Fríos de Noviembre.
El cielo nocturno brilla, Zeus me saluda sin malicia, preguntando si no he estado en casa durante demasiado tiempo. Y considero, si acaso alguien puede considerar toda una vida como demasiado tiempo.
Hace frío fuera y calor dentro.
Y miro a la distancia todas las oportunidades frías que necesito tomar, mientras reposo en aquellas falsas comodidades que no puedo aceptar.
Estoy exhausta y a la vez orgullosa de luchar, nerviosa de que todo salga mal y en un raro intento por despreocuparme del futuro por muy cercano que sea. Me siento libre y a la vez con necesidad de quedarme. Estoy en esa delgada línea entre la independencia y la protección paternal. En ese extraño momento en que ambas me fastidian pero en que sé que debo escoger lo mejor.
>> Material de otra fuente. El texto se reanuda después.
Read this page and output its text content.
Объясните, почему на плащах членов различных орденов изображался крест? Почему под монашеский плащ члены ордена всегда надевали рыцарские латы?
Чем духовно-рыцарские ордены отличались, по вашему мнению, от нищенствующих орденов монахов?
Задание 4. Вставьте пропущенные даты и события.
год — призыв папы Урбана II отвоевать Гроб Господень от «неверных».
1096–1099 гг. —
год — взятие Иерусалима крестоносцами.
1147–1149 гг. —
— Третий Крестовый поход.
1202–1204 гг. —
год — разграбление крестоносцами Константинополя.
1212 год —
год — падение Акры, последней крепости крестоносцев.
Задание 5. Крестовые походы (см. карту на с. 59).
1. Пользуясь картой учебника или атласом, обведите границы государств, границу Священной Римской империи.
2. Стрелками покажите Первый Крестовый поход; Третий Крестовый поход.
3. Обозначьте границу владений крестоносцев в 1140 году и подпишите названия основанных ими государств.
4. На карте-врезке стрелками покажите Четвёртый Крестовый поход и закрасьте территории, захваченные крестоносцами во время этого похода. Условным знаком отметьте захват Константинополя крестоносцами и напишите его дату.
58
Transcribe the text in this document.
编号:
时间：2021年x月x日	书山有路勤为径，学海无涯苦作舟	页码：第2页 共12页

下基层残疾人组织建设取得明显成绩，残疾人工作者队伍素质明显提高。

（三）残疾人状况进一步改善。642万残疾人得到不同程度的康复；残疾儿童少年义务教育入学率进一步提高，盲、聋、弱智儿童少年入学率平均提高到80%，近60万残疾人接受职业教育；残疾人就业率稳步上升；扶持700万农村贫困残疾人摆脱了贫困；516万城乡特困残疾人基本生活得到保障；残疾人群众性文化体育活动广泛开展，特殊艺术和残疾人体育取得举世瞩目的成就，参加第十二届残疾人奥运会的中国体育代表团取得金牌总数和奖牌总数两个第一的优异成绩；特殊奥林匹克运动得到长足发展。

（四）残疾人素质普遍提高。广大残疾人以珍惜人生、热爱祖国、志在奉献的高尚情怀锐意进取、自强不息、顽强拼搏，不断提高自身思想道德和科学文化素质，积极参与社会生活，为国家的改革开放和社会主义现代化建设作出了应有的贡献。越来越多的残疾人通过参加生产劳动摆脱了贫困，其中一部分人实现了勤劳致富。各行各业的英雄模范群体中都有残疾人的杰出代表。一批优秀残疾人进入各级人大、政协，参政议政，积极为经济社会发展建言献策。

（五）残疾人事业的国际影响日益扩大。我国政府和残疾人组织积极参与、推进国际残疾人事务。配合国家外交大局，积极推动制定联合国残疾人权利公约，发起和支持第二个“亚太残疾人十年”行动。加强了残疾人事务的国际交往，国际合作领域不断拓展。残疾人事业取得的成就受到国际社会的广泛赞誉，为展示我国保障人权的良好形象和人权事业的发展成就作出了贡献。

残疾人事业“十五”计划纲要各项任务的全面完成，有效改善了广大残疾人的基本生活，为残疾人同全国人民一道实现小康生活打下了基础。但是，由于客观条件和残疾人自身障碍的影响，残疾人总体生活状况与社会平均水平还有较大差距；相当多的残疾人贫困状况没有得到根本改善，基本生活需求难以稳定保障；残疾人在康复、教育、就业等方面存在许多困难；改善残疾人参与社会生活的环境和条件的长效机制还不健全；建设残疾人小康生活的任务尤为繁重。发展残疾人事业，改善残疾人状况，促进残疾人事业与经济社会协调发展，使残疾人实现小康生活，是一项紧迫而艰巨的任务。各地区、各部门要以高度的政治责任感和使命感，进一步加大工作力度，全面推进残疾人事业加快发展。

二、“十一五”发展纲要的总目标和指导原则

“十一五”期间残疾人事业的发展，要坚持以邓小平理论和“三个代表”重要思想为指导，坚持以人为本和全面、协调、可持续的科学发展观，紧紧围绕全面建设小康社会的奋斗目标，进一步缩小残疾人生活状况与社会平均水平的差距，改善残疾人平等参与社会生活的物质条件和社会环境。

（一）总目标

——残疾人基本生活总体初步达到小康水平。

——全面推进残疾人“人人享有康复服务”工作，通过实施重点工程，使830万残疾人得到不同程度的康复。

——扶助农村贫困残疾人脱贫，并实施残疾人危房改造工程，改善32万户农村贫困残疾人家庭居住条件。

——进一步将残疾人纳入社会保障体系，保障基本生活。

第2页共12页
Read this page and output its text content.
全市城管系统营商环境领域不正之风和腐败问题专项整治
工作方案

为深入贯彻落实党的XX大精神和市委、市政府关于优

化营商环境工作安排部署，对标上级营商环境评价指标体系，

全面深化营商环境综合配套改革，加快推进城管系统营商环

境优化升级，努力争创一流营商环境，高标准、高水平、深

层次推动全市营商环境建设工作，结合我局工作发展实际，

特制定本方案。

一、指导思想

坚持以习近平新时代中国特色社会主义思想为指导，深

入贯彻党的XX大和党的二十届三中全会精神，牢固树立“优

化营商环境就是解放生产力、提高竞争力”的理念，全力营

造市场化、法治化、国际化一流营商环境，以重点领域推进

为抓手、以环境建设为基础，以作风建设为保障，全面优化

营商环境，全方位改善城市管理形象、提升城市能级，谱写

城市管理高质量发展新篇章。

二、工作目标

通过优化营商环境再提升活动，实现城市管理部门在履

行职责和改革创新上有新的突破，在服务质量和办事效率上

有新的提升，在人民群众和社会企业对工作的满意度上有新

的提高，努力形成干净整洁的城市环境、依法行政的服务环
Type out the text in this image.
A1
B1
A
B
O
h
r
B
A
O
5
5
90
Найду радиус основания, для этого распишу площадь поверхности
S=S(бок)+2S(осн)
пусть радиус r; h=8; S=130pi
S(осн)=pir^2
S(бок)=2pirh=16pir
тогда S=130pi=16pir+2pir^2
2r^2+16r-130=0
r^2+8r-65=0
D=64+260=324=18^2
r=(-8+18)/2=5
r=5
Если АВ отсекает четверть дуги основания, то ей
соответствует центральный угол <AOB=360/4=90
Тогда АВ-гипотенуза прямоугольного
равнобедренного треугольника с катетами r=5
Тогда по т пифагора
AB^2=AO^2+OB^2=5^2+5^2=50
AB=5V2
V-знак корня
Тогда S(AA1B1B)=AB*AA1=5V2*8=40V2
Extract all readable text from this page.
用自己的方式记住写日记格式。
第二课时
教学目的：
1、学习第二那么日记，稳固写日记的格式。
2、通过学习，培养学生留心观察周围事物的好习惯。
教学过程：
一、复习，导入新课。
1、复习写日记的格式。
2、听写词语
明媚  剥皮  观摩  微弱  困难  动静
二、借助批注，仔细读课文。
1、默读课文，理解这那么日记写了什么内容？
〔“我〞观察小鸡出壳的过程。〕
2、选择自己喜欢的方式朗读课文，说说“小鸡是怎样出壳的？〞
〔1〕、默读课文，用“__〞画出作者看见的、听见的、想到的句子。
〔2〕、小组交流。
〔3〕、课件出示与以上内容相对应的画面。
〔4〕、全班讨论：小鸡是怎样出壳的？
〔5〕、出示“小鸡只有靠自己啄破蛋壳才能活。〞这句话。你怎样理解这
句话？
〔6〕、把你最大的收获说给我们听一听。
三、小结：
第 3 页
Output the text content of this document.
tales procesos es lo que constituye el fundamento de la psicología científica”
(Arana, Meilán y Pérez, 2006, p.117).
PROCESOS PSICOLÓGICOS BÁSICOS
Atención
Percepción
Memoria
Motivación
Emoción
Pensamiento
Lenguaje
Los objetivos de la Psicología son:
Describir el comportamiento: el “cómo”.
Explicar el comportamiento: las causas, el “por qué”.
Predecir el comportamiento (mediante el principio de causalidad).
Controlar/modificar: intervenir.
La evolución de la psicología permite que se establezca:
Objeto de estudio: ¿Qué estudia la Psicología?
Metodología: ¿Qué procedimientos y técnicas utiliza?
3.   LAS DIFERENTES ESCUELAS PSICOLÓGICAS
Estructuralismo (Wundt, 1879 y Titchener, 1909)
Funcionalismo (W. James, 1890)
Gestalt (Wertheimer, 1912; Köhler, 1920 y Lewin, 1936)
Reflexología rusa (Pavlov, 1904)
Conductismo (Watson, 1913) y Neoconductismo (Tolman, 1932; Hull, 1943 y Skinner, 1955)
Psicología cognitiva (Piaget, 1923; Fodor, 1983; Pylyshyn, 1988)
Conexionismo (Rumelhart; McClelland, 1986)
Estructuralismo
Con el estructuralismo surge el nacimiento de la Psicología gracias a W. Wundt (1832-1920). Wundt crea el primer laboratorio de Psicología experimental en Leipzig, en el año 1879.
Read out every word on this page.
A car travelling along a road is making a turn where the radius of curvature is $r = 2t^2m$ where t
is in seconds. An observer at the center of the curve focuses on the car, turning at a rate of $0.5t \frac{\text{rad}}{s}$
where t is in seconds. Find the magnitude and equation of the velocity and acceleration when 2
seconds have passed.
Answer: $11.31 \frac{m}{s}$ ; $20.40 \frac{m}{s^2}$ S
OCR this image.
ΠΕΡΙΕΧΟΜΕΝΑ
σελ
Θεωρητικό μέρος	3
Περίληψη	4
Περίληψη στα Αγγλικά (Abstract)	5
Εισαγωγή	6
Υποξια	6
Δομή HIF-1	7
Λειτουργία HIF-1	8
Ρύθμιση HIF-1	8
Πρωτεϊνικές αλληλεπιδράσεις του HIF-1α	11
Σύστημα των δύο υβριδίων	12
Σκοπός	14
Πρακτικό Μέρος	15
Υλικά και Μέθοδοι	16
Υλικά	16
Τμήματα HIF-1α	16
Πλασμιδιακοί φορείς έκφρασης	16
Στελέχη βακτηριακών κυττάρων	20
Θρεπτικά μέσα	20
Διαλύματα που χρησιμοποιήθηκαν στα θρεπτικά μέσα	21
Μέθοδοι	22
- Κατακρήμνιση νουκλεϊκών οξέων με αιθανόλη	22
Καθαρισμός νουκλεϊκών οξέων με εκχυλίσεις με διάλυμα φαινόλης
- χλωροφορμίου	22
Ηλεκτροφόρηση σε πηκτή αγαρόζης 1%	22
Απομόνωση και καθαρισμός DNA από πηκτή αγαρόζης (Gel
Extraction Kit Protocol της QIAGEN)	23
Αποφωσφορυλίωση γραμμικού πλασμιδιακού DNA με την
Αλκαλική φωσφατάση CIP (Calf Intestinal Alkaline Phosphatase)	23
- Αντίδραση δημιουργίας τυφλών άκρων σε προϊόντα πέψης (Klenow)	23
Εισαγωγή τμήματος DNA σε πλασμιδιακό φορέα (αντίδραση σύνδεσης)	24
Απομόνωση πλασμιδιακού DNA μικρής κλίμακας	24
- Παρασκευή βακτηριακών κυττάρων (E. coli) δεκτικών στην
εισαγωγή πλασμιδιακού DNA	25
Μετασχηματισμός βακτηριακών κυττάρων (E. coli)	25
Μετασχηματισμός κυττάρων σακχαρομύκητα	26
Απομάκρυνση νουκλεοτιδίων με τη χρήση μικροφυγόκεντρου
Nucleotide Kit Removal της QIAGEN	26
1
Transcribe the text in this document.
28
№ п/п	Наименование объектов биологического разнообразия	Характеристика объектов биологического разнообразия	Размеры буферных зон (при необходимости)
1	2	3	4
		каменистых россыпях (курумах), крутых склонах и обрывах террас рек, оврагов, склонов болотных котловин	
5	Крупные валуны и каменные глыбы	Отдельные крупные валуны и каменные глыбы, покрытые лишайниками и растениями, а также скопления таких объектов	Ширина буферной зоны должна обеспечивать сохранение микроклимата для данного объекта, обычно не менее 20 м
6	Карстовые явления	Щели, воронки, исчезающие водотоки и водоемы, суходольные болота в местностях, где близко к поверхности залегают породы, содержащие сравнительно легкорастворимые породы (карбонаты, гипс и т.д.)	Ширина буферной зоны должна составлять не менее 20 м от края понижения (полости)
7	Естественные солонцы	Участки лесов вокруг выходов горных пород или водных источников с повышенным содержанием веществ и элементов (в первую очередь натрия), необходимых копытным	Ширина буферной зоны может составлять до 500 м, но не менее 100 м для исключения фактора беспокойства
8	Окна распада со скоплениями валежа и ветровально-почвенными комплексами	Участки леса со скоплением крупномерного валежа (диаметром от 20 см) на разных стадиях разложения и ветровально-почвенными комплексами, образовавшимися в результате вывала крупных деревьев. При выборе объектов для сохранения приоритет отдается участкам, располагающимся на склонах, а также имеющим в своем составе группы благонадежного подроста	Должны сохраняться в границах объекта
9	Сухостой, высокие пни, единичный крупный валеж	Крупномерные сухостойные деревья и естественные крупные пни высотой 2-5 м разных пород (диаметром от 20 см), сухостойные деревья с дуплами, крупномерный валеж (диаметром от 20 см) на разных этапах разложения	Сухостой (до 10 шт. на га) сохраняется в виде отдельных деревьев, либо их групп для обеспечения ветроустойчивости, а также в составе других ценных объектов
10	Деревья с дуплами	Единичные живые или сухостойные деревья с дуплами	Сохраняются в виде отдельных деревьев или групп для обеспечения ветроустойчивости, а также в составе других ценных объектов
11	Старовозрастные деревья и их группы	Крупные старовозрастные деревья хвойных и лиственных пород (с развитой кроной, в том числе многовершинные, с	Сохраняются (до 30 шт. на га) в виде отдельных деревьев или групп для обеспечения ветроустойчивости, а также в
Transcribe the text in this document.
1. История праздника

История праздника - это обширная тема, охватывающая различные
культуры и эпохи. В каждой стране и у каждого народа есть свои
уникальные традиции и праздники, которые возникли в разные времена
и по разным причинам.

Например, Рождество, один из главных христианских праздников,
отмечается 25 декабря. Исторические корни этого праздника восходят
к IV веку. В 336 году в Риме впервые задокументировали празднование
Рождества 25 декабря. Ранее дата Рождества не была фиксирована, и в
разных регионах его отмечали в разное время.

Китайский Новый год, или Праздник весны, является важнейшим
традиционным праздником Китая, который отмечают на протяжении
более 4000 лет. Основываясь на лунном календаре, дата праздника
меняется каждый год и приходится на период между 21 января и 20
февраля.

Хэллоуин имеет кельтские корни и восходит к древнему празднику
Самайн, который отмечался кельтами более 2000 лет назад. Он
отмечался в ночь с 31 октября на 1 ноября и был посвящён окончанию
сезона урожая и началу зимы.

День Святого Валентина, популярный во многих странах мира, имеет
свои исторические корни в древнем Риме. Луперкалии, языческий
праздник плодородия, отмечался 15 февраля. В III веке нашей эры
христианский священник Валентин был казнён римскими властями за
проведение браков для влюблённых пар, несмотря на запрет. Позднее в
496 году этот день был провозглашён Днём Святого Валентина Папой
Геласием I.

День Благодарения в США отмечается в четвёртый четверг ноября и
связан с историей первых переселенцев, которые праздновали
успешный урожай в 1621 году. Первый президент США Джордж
Y que lo mejor es trazarme una idea del camino, hacerme responsable de lo que necesito para estar bien. Porque ya nadie tiene la obligación de protegerme de los monstruos, de levantarme y alimentarme. Mas lo hacen, mas no debo acostumbrarme a ello.
Estoy en algún punto entre muy emocionada y muy aterrada. Todo ha salido bien, mas temo que una nueva rutina sea muy dura, tengo que calmarme, dejar la fobia social que me carcome los huesos y probar esas nuevas alas que se ven muy bien pero al tocarlas se nota que son bastante frágiles.
Hoy me quedo dentro y mañana he de salir, aunque abrigada, he de enfrentar al frío de la realidad con fuerzas renovadas y alas reforzadas.